式中, ${ U}^{n}={ U}(t^{n})$和${ U}^{n+1}={ U}(t^{n+1})$分别为$t^{n}$和$t^{n+1}$时刻的解. $\Delta { T}^n$为一个包括时间步长的对角矩阵, 其与${ U}^{n}$具有相同的维数, 其具体形式为

(17)$\Delta { T}^n=\text{diag}\left\{\overbrace{\Delta {t}_1^{1, n}, \Delta {t}_1^{2, n}, \cdots , \Delta {t}_1^{N, n}}^{\Delta { T}_1^{n}}, \cdots , \overbrace{\Delta {t}_M^{1, n}, \Delta {t}_M^{2, n}, \cdots , \Delta {t}_{M}^{N, n}}^{\Delta { T}_M^{n}} \right\}$

式中, $\Delta {t}_{M}^{N, n}$表示第$n$次迭代时在第$M$个单元第$N$个求解点处的时间步长. 对于二维欧拉方程, $\Delta {t}_{M}^{N, n}$是一个$4 \times 4$的对角阵, 其对角元素的值均为该点处由CFL条件计算的时间步长.

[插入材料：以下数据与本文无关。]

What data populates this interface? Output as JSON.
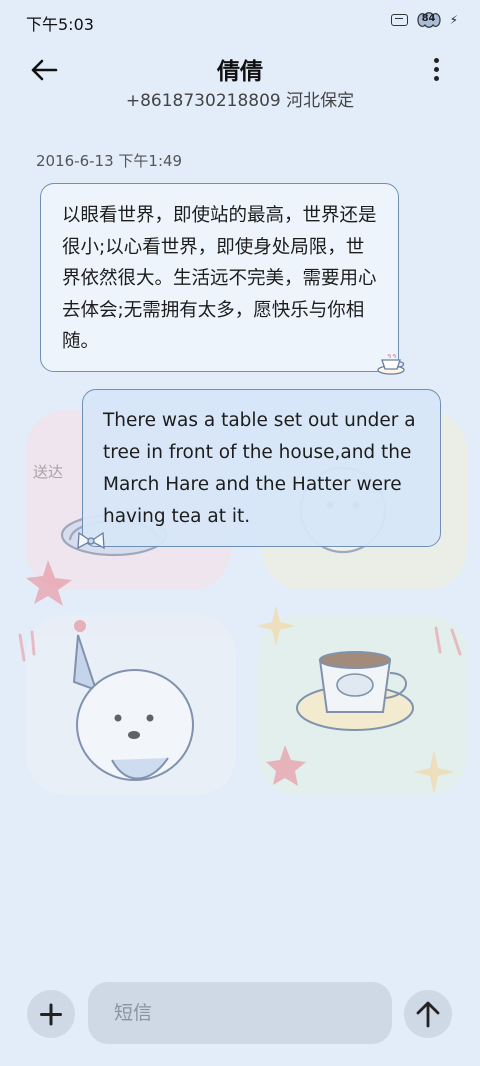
{
  "status_bar": {
    "time": "下午5:03",
    "battery_level": "84",
    "icons": [
      "sim-icon",
      "battery-icon",
      "charging-bolt-icon"
    ]
  },
  "header": {
    "contact_name": "倩倩",
    "contact_number": "+8618730218809 河北保定",
    "back_icon": "arrow-left-icon",
    "more_icon": "more-vertical-icon"
  },
  "conversation": {
    "timestamp": "2016-6-13 下午1:49",
    "messages": [
      {
        "direction": "incoming",
        "text": "以眼看世界，即使站的最高，世界还是很小;以心看世界，即使身处局限，世界依然很大。生活远不完美，需要用心去体会;无需拥有太多，愿快乐与你相随。"
      },
      {
        "direction": "outgoing",
        "text": "There was a table set out under a tree in front of the house,and the March Hare and the Hatter were having tea at it.",
        "status": "送达"
      }
    ]
  },
  "composer": {
    "placeholder": "短信",
    "add_icon": "plus-icon",
    "send_icon": "arrow-up-icon"
  },
  "colors": {
    "background": "#e3edf9",
    "bubble_border": "#6e90b4",
    "composer_button": "#cfd9e6"
  }
}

由于方程(16)中的${ R}({ U}^{n+1})$是非线性的, 通过泰勒展开对其线性化, 则有

(18)${ R}({ U}^{n+1}) \approx { R}({ U}^{n}) + \left. \dfrac{\partial { R}}{\partial { U}} \right |_{{ U}^{n}}({ U}^{n+1}-{ U}^n)$

上式中, ${\partial { R}}/{\partial { U}} |_{{ U}^{n}}$为全局雅可比矩阵. 将方程(18)代入方程(16)并整理得

(19)$\left[ (\Delta { T}^n)^{-1} - \left. \dfrac{\partial { R}}{\partial { U}} \right |_{{ U}^{n}} \right] ({ U}^{n+1}-{ U}^n) = { R}({ U}^{n})$

上式中, $t^{n+1}$时的解${ U}^{n+1}$需要先求解线性方程组才能获取.

3.1 块雅可比迭代

线性方程组的求解可分为直接法和迭代法. 当网格规模较大时, 使用直接法求解效率低下且内存占用较大. 因此本文通过迭代法求解方程(19), 所用的迭代方法为雅可比迭代.

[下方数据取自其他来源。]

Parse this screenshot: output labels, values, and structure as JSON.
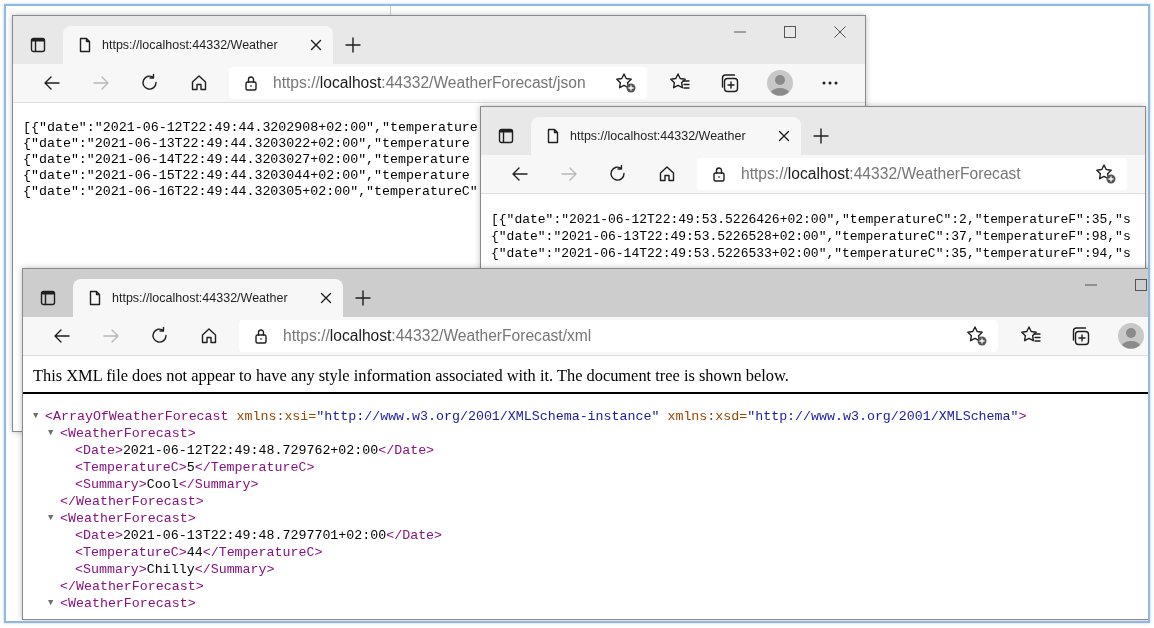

首先对方程(19)左端的矩阵进行分解. 令${ A} = \left[ (\Delta { T}^n)^{-1} - {\partial { R}}/{\partial { U}} |_{{ U}^{n}} \right]$. 则${ A} = { D} - { N}$可看作是由分块对角矩阵${ D}$和剩余非对角部分${ N}$组成. 其中, 分块对角矩阵$ D$为

(20)${ D} = \text{diag}\{(\Delta { T}_1^{n})^{-1} - { J}^{n}_{1}, \ \ (\Delta { T}_2^{n})^{-1} - { J}^{n}_{2}, \cdots , \\ (\Delta { T}_M^{n})^{-1} - { J}^{n}_{M}\}$

上式中, ${ J}^{n}_{M}$是第$M$个单元上的局部雅可比矩阵, 其维度为$4 N \times 4 N$.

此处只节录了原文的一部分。